I'm not a photography expert at all, but I have spent my whole life playing, buying, and most importantly looking at pictures of games of various kinds. I also have painted many miniatures and developed ways to take good pictures of them without spending a lot of money on serious photo equipment over the years. So here are some thoughts from a gamer perspective, which might be closer to where your clients are coming from.
Are these games not being played by humans? Have you been asked to make sure there are no hands in the process of throwing dice or two players pointing at the board and laughing, etc.? Perhaps a wide shot of friends playing the game, or a closer shot of some hands over the board will help make the photos more relatable. It seems to me like the example photos you have in your question are also way too close. I can't see what's going on in the game, what the board looks like, etc. The racing game is definitely clearer than the hex-based... battle game? And that's because it's a wider shot.

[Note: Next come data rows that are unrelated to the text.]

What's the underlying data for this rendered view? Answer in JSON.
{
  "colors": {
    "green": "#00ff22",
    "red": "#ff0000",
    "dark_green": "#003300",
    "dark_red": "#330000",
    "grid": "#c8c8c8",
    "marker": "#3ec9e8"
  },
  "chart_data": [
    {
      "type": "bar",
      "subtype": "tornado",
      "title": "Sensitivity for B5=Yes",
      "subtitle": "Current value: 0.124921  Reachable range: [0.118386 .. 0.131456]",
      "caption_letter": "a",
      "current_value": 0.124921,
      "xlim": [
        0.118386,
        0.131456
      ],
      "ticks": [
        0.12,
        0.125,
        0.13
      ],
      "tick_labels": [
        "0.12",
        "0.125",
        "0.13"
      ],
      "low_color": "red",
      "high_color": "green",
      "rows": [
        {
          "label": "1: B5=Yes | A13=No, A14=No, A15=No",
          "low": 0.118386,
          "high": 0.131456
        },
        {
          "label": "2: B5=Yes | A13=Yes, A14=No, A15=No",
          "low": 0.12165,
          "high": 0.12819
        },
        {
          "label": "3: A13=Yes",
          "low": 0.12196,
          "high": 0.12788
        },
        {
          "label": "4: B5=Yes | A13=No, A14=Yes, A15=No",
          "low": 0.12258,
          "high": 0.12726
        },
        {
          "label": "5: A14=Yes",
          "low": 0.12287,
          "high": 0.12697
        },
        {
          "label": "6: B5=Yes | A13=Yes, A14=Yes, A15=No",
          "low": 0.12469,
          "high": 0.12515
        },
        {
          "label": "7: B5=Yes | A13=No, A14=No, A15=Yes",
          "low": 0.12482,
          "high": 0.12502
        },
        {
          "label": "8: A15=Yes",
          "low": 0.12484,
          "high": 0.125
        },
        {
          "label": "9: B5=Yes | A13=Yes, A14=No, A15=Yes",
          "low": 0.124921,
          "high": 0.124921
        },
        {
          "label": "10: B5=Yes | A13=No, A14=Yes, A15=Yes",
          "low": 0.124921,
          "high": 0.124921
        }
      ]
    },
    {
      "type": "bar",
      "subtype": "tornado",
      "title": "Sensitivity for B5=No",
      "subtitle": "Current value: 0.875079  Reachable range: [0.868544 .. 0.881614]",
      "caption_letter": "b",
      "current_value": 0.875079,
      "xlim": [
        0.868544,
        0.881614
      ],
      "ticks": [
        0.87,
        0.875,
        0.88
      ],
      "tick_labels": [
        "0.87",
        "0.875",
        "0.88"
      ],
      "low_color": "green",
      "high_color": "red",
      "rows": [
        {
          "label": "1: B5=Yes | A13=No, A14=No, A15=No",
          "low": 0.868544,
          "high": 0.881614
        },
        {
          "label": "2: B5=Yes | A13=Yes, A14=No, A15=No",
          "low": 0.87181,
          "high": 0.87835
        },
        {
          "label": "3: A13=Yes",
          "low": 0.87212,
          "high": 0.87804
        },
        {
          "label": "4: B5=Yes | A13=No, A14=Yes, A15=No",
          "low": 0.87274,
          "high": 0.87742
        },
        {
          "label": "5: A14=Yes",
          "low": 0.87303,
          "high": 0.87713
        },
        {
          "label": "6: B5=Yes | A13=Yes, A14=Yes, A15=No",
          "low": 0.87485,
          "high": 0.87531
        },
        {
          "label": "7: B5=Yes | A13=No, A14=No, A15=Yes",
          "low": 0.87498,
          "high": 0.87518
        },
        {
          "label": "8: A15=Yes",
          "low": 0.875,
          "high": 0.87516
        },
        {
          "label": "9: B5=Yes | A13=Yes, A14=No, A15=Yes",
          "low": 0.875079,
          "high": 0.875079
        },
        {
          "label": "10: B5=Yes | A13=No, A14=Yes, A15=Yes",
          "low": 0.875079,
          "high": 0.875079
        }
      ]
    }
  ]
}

The lighting and white point definitely seem off on your photos. Sunlight can be pretty blue (I suppose it's really the sky) and the shadows can be harsh, so even though it's super-bright, by itself it's not always the best light source. One very cheap way to give yourself more lighting options is to buy a decent sized piece of white foam core, and optionally cover one side with the shiny side of aluminum foil. Especially in sunlight having a reflector can help a lot and provide better color than fill flash (which you might also play around with). You can also just buy a bunch of lamps. They don't have to be expensive photographic lights. You can get cheap LED lights with integral clamps and goosenecks, and you can use tabletop lamps - optionally with the shades taken off. You might really think about the white point of typical household lamps and either try to get consistent white points that you can balance out with camera settings or processing, or you might try mixing white points to get a more natural look (like a warm/cool mix). In the end, a warmer look would probably suit photos of games that would often be played in a living room under incandescent lights. Just getting some high wattage LED bulbs can give you a surprising amount of light without dropping lots of cash on photo equipment.
You can also compensate for less light with longer exposure times. Since your subject isn't prone to moving much, you can really keep that shutter open for a good bit, but you'll want a tripod. If you don't want to invest a lot in a tripod it will probably be cheap and lightweight. One trick for getting longer exposures with a cheap tripod without your hand moving the whole deal is to use the timer function. Set it for a three second timer, a long exposure, hit the shutter and then take a few steps back. Don't even walk on the floor around the time the shutter is open because you can move the tripod just by bouncing the floorboards a little. Some extra household lamps, a foam core reflector or three, a cheap tripod, and a little practice and you should be able to get some bright, warm lighting.
Definitely check out what others are doing. I looked at a random assortment of gaming blogs, I see a lot of lower-quality photos (to my eye, at least). But I did come across one where I like the photos because they look inviting, show me what I want to see, and don't have basic problems that distract from the content: http://www.unboxedtheboardgameblog.com I personally don't see advantage in trying to make photos of board games "exciting". I want to see the elements of the game (cards, counters, pieces, boards, etc.) in a clear fashion. For a review of a game, that's basically it. On that front, you might build a three-sided light box with no floor so you can take close-ups of cards, dice, and other elements with a table surface on the bottom and effective lighting. This sequence of Agricola photos is pretty good, IMHO: http://www.unboxedtheboardgameblog.com/2013/10/keeping-it-organised-agricola-e-raptor.html
This is a great example:
For selling a game, it's common to show people enjoying it, with the implied message of "don't you wish these awesome looking people were at your house having a good time playing with you?"